2. START WORK, DO WORK, FINISH WORK
- As far as possible have set hours for work, and follow them. Put the hours in. Keeping a record of hours to make sure you do, might be worthwhile, but don’t be a slave to the timesheet.
- Try to avoid blurring work and rest. Start work at a certain time, take breaks, take a lunch break away from your desk.
- As far as possible – and realistically it’s perfectly possible – finish work at a set time.
- Don’t return to your desk “after hours” in the evening or at weekends – office hours is office hours. At the end of the day you are the one granting permission to work evenings or weekends. Not your boss, your spouse, not your kids….YOURSELF.
- Do work
- Have a written list of tasks for each day, do those tasks. Put a line through a task when it is done: make your work day about achieving small, discrete objectives, each one of them contributing to the greater objective of doing your job properly.
- Don’t be afraid to close your door if you’re lucky enough have a door or a separate room to work in, and to make it clear that you’re busy and not to be disturbed.
- Have breaks: make coffee, hang out the washing, talk to other people in your house, walk the dog, be flexible.
- Acknowledge that you’ll have good and bad days: Not all days are good storming days; some days are bad days. It happens; roll with it. A storming productive day can often be followed by a slower, less productive day: it all averages out.
- Finish work
- Close down your work computer
- Put your work equipment (laptop, papers etc.) away at the end of the working day – if you have the space, conceal it. Put it in a cupboard or somewhere it can’t be seen.
- Mark the end of the working week with some small ritual or ceremony. For me this is a walk into town to buy a bottle of beer and a bag of crisps. It could be a take-away, or a movie night, or a longer walk, or whatever.

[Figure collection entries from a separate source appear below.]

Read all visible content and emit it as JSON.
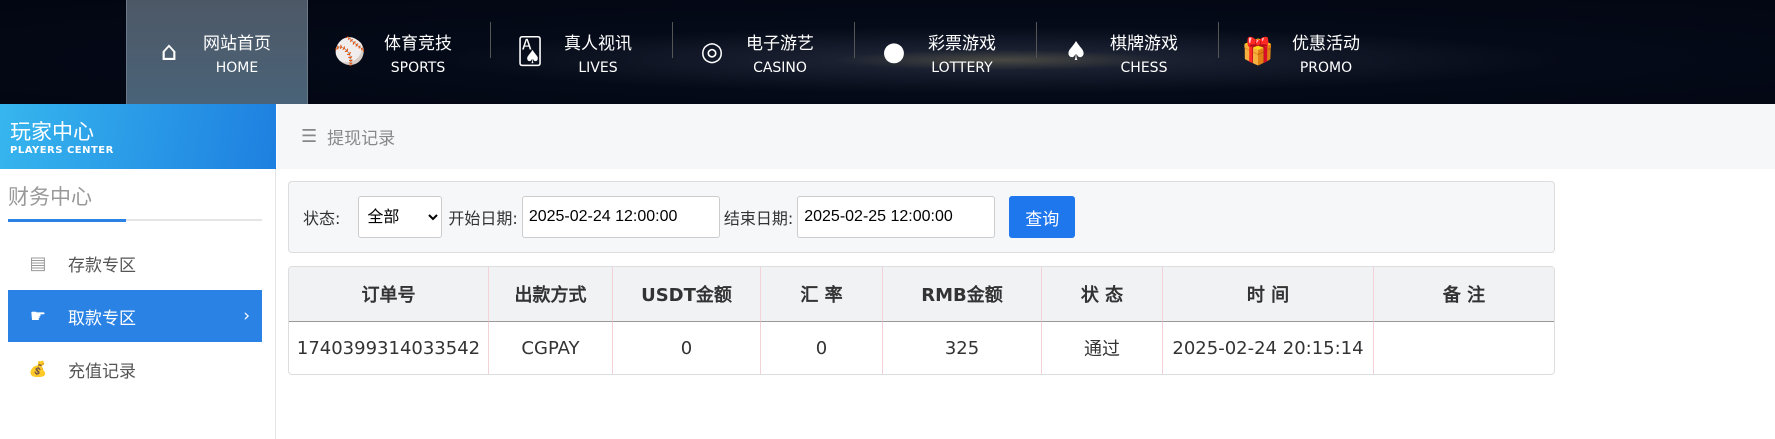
{
  "nav": [
    {
      "cn": "网站首页",
      "en": "HOME",
      "icon": "home-icon",
      "glyph": "⌂",
      "active": true
    },
    {
      "cn": "体育竞技",
      "en": "SPORTS",
      "icon": "ball-icon",
      "glyph": "⚾"
    },
    {
      "cn": "真人视讯",
      "en": "LIVES",
      "icon": "cards-icon",
      "glyph": "🂡"
    },
    {
      "cn": "电子游艺",
      "en": "CASINO",
      "icon": "roulette-icon",
      "glyph": "◎"
    },
    {
      "cn": "彩票游戏",
      "en": "LOTTERY",
      "icon": "lottery-balls-icon",
      "glyph": "●"
    },
    {
      "cn": "棋牌游戏",
      "en": "CHESS",
      "icon": "spade-icon",
      "glyph": "♠"
    },
    {
      "cn": "优惠活动",
      "en": "PROMO",
      "icon": "gift-icon",
      "glyph": "🎁"
    }
  ],
  "logo": {
    "cn": "玩家中心",
    "en": "PLAYERS CENTER"
  },
  "sidebar": {
    "title": "财务中心",
    "items": [
      {
        "label": "存款专区",
        "icon": "card-icon",
        "glyph": "▤"
      },
      {
        "label": "取款专区",
        "icon": "hand-money-icon",
        "glyph": "☛",
        "active": true,
        "chevron": "›"
      },
      {
        "label": "充值记录",
        "icon": "money-bag-icon",
        "glyph": "💰"
      }
    ]
  },
  "breadcrumb": {
    "icon": "☰",
    "label": "提现记录"
  },
  "filter": {
    "status_label": "状态:",
    "status_value": "全部",
    "start_label": "开始日期:",
    "start_value": "2025-02-24 12:00:00",
    "end_label": "结束日期:",
    "end_value": "2025-02-25 12:00:00",
    "query_label": "查询"
  },
  "table": {
    "headers": [
      "订单号",
      "出款方式",
      "USDT金额",
      "汇 率",
      "RMB金额",
      "状 态",
      "时 间",
      "备 注"
    ],
    "rows": [
      [
        "1740399314033542",
        "CGPAY",
        "0",
        "0",
        "325",
        "通过",
        "2025-02-24 20:15:14",
        ""
      ]
    ]
  }
}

- Try to avoid drinking alcohol on week nights – keeping off the alcohol in the week means the weekend becomes something a little more special.
3. LOOK AFTER YOURSELF
- Create!! Do something different Engage your left brain. Do something that is not analytical, something that is not your work. It might be drawing, gardening, painting, sewing, cooking, learning a language, studying a subject, playing a musical instrument, doing a jigsaw. It might even be ironing! Anything is allowed so long as it’s different.
- Be outdoors for some of every day. Ideally in daylight though this may be difficult in winter. Ideally alone though this may be tricky for parents! Get yourself some headspace.
- Get plenty of exercise as clearly distinct from just a walk around the block. This is vigorous aerobic exercise 2-3 times a week.
- Keep on eye on the calories: Don’t eat and drink more than you body can deal with. A modern western diet is so high in calories that in a home-based “office” lifestyle if you’re not careful your weight will slowly and inexorably increase.
In all of these rules, don’t be a slave to rules, and do whatever works for you.